Universities of all sizes also offer a variety of additional resources, including human capital. A school with a strong engineering or computer science department is the perfect place to find a technical cofounder, whereas a business school can help a programmer find someone to market a new idea. In the early stages of a startup, those can be critical roles; building out a complementary team of cofounders ensures that the company can endure a variety of problems it faces.

On top of human capital, universities generally want to see their startups succeed. Some campuses offer entrepreneurship centers (such as MKU/Strathmore/KU), incubators, coworking spaces and even seed capital available to help see this endeavor through to fruition. Smaller universities that lack some of these financial resources will still be excited to publicize your startup, which can help founders build buzz, find customers or raise external capital. And best of all, when a startup is founded in campus, all of these resources are available for free, lowering initial expenses a startup incurs while trying to find a source of revenue.

Leaping into it Full Time

Starting a company while an undergrad provides a runway until graduation, letting founders leverage university resources to improve upon their initial idea. Graduation and the semester leading up to it is a bit of a tipping point. You will need to decide to continue working on your startup, or start pursuing a full time job after graduation. Ideally your startup has created revenue or raised money before this point, so you can begin taking a salary upon graduation.

Committing to working on your startup full time post campus is a scary decision. While your friends discuss signing bonuses and new apartments, you might be deciding to stay in your college town to be closer to customers and save on rent. You might feel you’re setting your career back if the entire operation fails a few months or years down the road.

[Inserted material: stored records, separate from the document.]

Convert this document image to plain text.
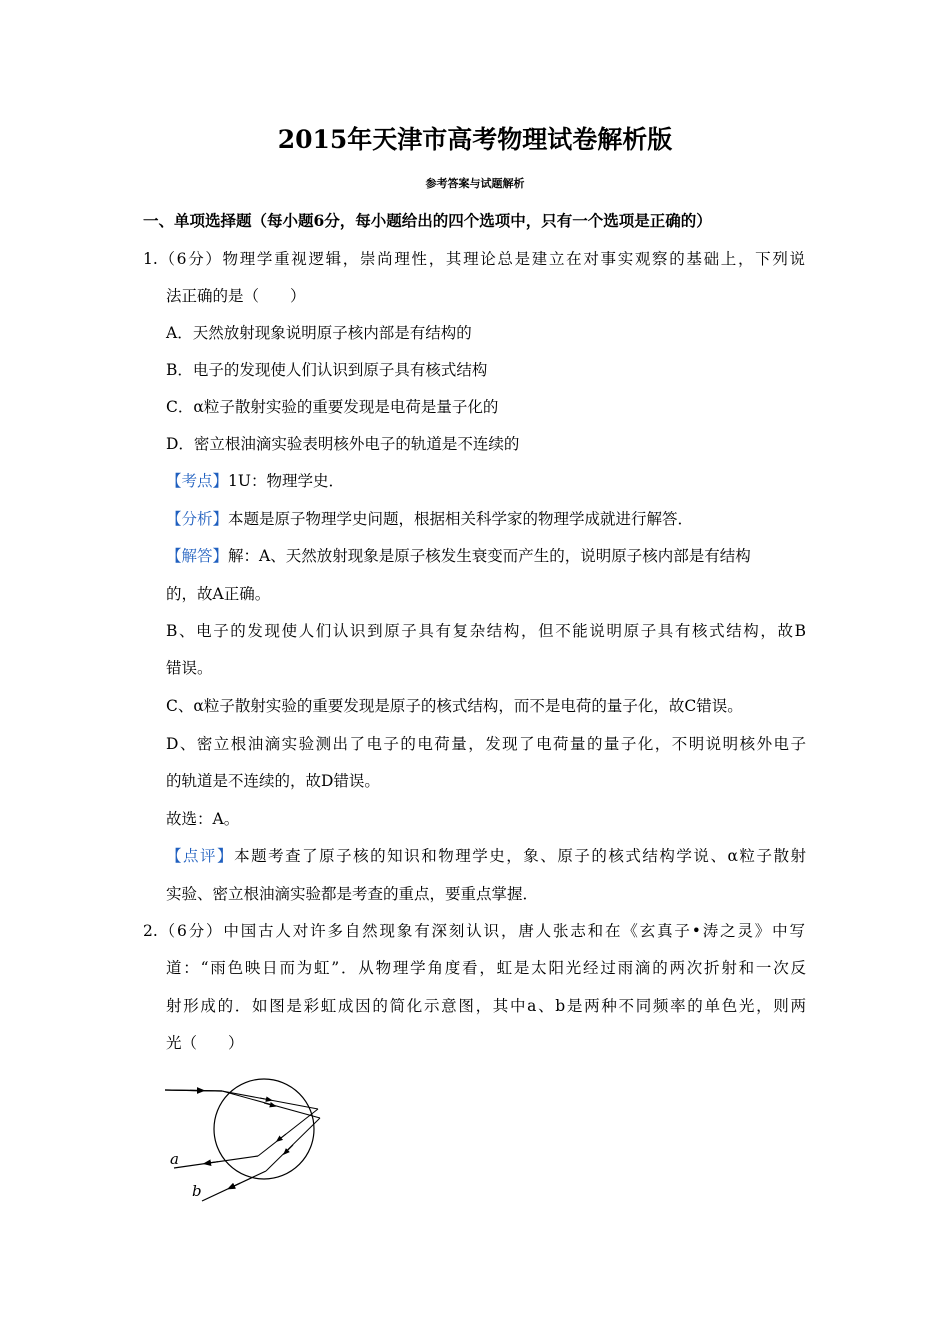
2015年天津市高考物理试卷解析版
参考答案与试题解析
一、单项选择题（每小题6分，每小题给出的四个选项中，只有一个选项是正确的）
1.（6分）物理学重视逻辑，崇尚理性，其理论总是建立在对事实观察的基础上，下列说
法正确的是（　　）
A．天然放射现象说明原子核内部是有结构的
B．电子的发现使人们认识到原子具有核式结构
C．α粒子散射实验的重要发现是电荷是量子化的
D．密立根油滴实验表明核外电子的轨道是不连续的
【考点】1U：物理学史．
【分析】本题是原子物理学史问题，根据相关科学家的物理学成就进行解答．
【解答】解：A、天然放射现象是原子核发生衰变而产生的，说明原子核内部是有结构
的，故A正确。
B、电子的发现使人们认识到原子具有复杂结构，但不能说明原子具有核式结构，故B
错误。
C、α粒子散射实验的重要发现是原子的核式结构，而不是电荷的量子化，故C错误。
D、密立根油滴实验测出了电子的电荷量，发现了电荷量的量子化，不明说明核外电子
的轨道是不连续的，故D错误。
故选：A。
【点评】本题考查了原子核的知识和物理学史，象、原子的核式结构学说、α粒子散射
实验、密立根油滴实验都是考查的重点，要重点掌握．
2.（6分）中国古人对许多自然现象有深刻认识，唐人张志和在《玄真子•涛之灵》中写
道：“雨色映日而为虹”．从物理学角度看，虹是太阳光经过雨滴的两次折射和一次反
射形成的．如图是彩虹成因的简化示意图，其中a、b是两种不同频率的单色光，则两
光（　　）
a
b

However, after making this very leap a few months ago, I can offer an honest perspective: If the idea is right and you’re passionate about the startup, there really is no choice to be made. You owe it to yourself, to your cofounders, to your university and to your early adopters to give it a shot.  What a startup might lack in certainty is made up for tenfold in waking up every day to solve a problem and build a company that you created. If things don’t work out, at least you failed while daring to see your idea through. The blood and sweat you will have endured are invaluable experience that you can bring to future employers—or to your next startup.